Wednesday, 27 de November de 2024 ISSN 1519-7670 - Ano 24 - nº 1315

A mídia seqüestra o jornalismo

CASO ABRAVANEL

Muniz Sodré (*)

Não se falou muito sobre a posição da imprensa no episódio do seqüestro de Patrícia Abravanel. Alberto Dines bateu numa das teclas básicas: não pode haver acordo particular de censura à liberdade de informação [veja remissões abaixo]. Por mais execrável que seja todo e qualquer tipo de espetáculo midiático a partir do sofrimento do outro, crime de seqüestro é matéria pública, guardado o imperativo de responsabilidade ética na produção do noticiário.

O que todo o episódio nos traz de instrutivo, entretanto, é a demonstração de como o espetáculo midiático pode acontecer independentemente da consciência manifesta de seus personagens. Silenciada a imprensa, não se consegue silenciar a mídia enquanto forma emergente de vida.

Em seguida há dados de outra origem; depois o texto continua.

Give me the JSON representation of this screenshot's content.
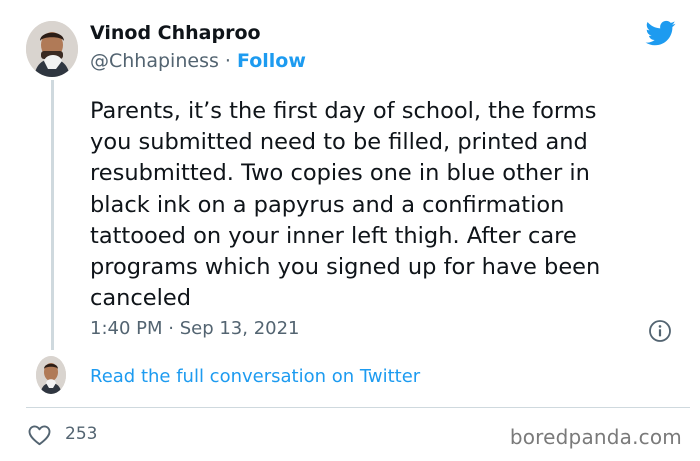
{
  "tweet": {
    "display_name": "Vinod Chhaproo",
    "handle": "@Chhapiness",
    "separator": " · ",
    "follow_label": "Follow",
    "text": "Parents, it’s the first day of school, the forms\nyou submitted need to be filled, printed and\nresubmitted. Two copies one in blue other in\nblack ink on a papyrus and a confirmation\ntattooed on your inner left thigh. After care\nprograms which you signed up for have been\ncanceled",
    "timestamp": "1:40 PM · Sep 13, 2021",
    "read_link": "Read the full conversation on Twitter",
    "like_count": "253"
  },
  "watermark": "boredpanda.com",
  "icons": {
    "brand": "twitter-bird-icon",
    "info": "info-icon",
    "like": "heart-icon"
  },
  "colors": {
    "link": "#1d9bf0",
    "text": "#0f1419",
    "secondary": "#536471",
    "divider": "#cfd9de"
  }
}
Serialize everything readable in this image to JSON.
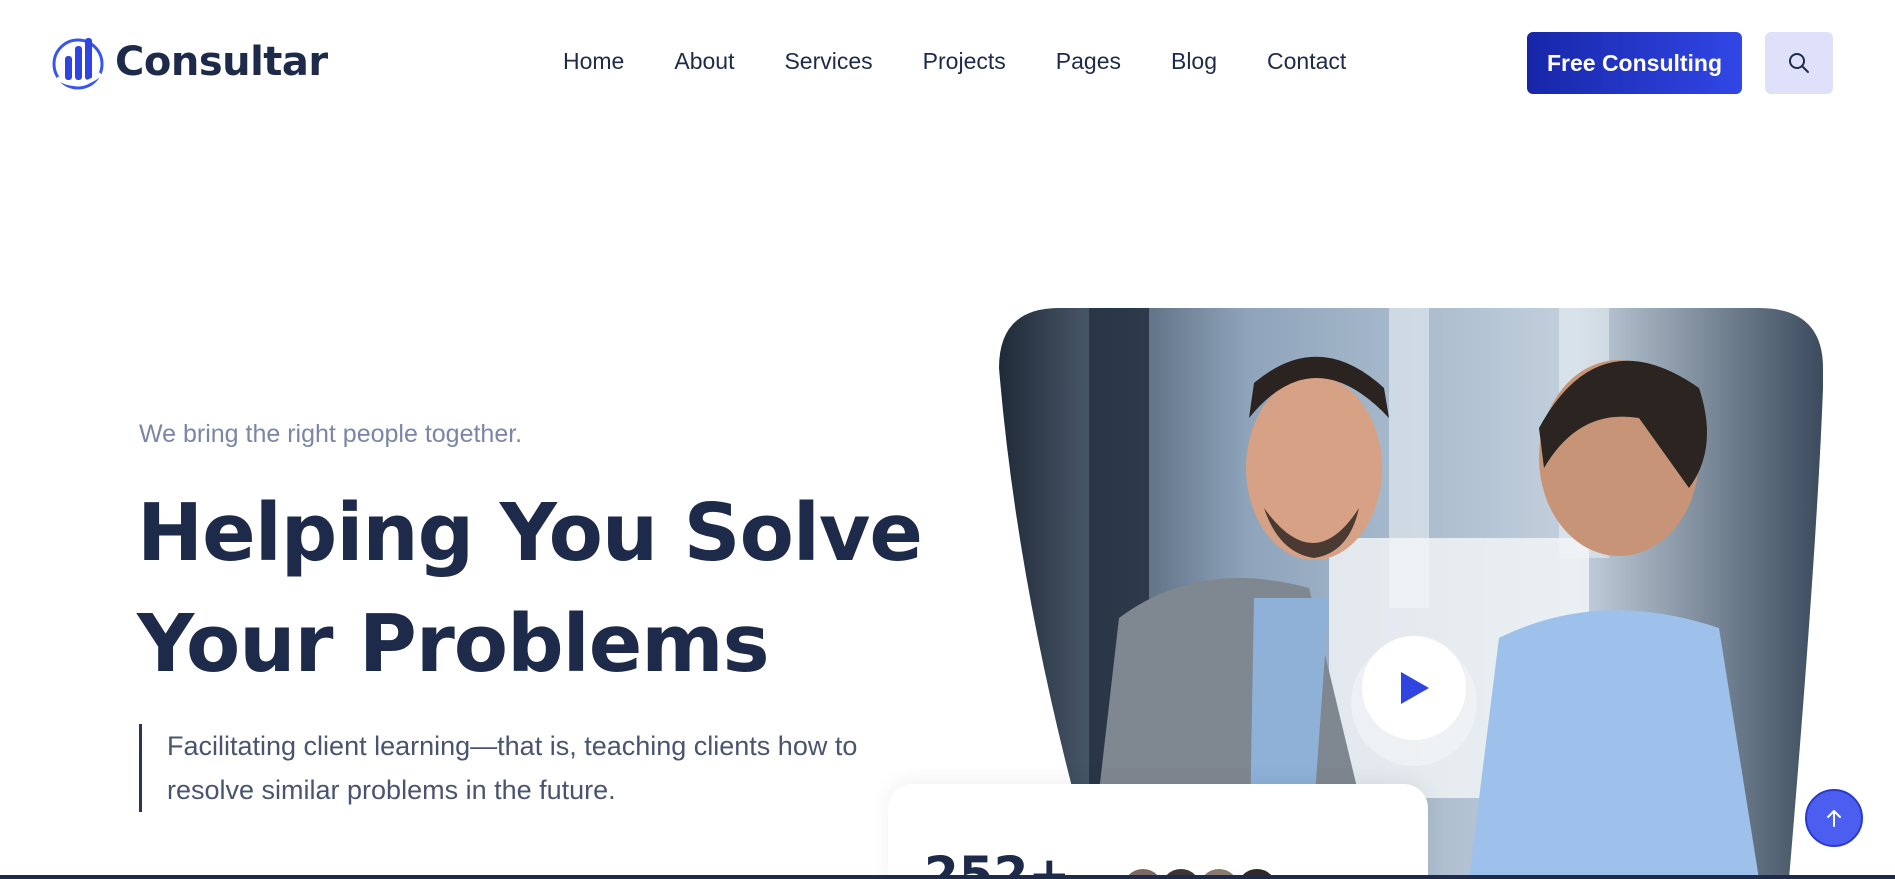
{
  "brand": {
    "name": "Consultar",
    "accent": "#2f44e0",
    "dark": "#1e2a4a"
  },
  "nav": {
    "items": [
      {
        "label": "Home"
      },
      {
        "label": "About"
      },
      {
        "label": "Services"
      },
      {
        "label": "Projects"
      },
      {
        "label": "Pages"
      },
      {
        "label": "Blog"
      },
      {
        "label": "Contact"
      }
    ]
  },
  "header": {
    "cta_label": "Free Consulting",
    "search_icon": "search-icon"
  },
  "hero": {
    "tagline": "We bring the right people together.",
    "headline_line1": "Helping You Solve",
    "headline_line2": "Your Problems",
    "quote": "Facilitating client learning—that is, teaching clients how to resolve similar problems in the future.",
    "play_icon": "play-icon"
  },
  "stats": {
    "number": "252+"
  },
  "scroll_top_icon": "arrow-up-icon"
}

O primeiro indício deve ser pesquisado entre as motivações para a escolha da vítima pelos criminosos. O seqüestro da filha de Silvio Santos oferecia ao mesmo tempo possibilidades de ganho financeiro e de repercussão na mídia.

Em todo o desenrolar dos acontecimentos, é possível rastrear o uso esperto da comunicação, desde o celular deixado na casa da vítima até a convocação final pelo seqüestrador da presença conjunta de mídia (Silvio Santos) e poder estatal (governador Geraldo Alckmin). A lógica midiática dominou falas e ações. É sintomática a frase do pai da vítima ao pai do criminoso, "você tem um grande menino", mesmo admitindo depois: "Tenho certeza de que ele me mataria".

Grande menino? O indivíduo tinha simplesmente acabado de assassinar dois policiais e ferir um terceiro, sem falar do crime de seqüestro, o que pelos princípios da realidade jurídica e moral correntes excluiria qualquer adjetivo elogioso; "grande", porém, porque tinha se comportado como um desses heróis-celerados de filme policial americano classe C, esse gênero de espetáculo que costuma preencher tempo televisivo, repleto de personagens sobre os quais a única certeza que se pode ter é a do homicídio.

Liberdade plena

Como se pode ver, tecendo o fio das ações no interior do episódio, afirma-se o espetáculo midiático. Este se sobrepõe insolitamente à lógica viva das ações e das atitudes na realidade extra-mídia.

Do lado da vítima, a jovem Patrícia Abravanel, o espetáculo foi francamente perturbador. Uma vez libertada, ela mantém um diálogo performático com jornalistas em frente às câmaras de TV, em que denuncia a ausência de Deus junto a seu pai.

Explica-se: Patrícia é neoevangélica, o que implica (1) um discurso midiático, característico do marketing religioso de hoje; (2) um dogmatismo risonho que recusa as diferenças de crença e faz de um tipo específico de culto o melhor dos mundos possíveis, uma espécie de baú "sagrado" da felicidade; (3) uma atmosfera de indiferença ética, onde conta apenas a moralidade explicitada pela doutrina evangélica; (4) uma atração irresistível pelo que Platão chamou de "má retórica", isto é, pela fala enganosa da persuasão a qualquer custo.

Ora, tudo isso é mídia, em sentido lato. Mídia como forma de vida, como um aspecto da produção biopolítica da existência, capaz de gerar inclusive seitas religiosas próprias, em que a idéia de sagrado pode equivaler à do heroísmo folhetinesco. Aí, Cristo e Indiana Jones nunca estiveram tão próximos.

Nesse quadro geral, jornalismo ? no sentido forte do termo ? só pode existir quando exerce liberdade plena, inclusive frente à própria mídia, quer dizer, frente à comunicação puramente corporativa, mercantil e oligárquica. Esse exercício de liberdade permanece na contemporaneidade como eixo ideológico da imprensa, o que nos leva a temer o seqüestro eventual do jornalismo pela mídia. Daí, a razão de Dines: não pode haver censura prévia à informação ? desde que esteja em jogo, claro, uma informação socialmente transitiva e responsável.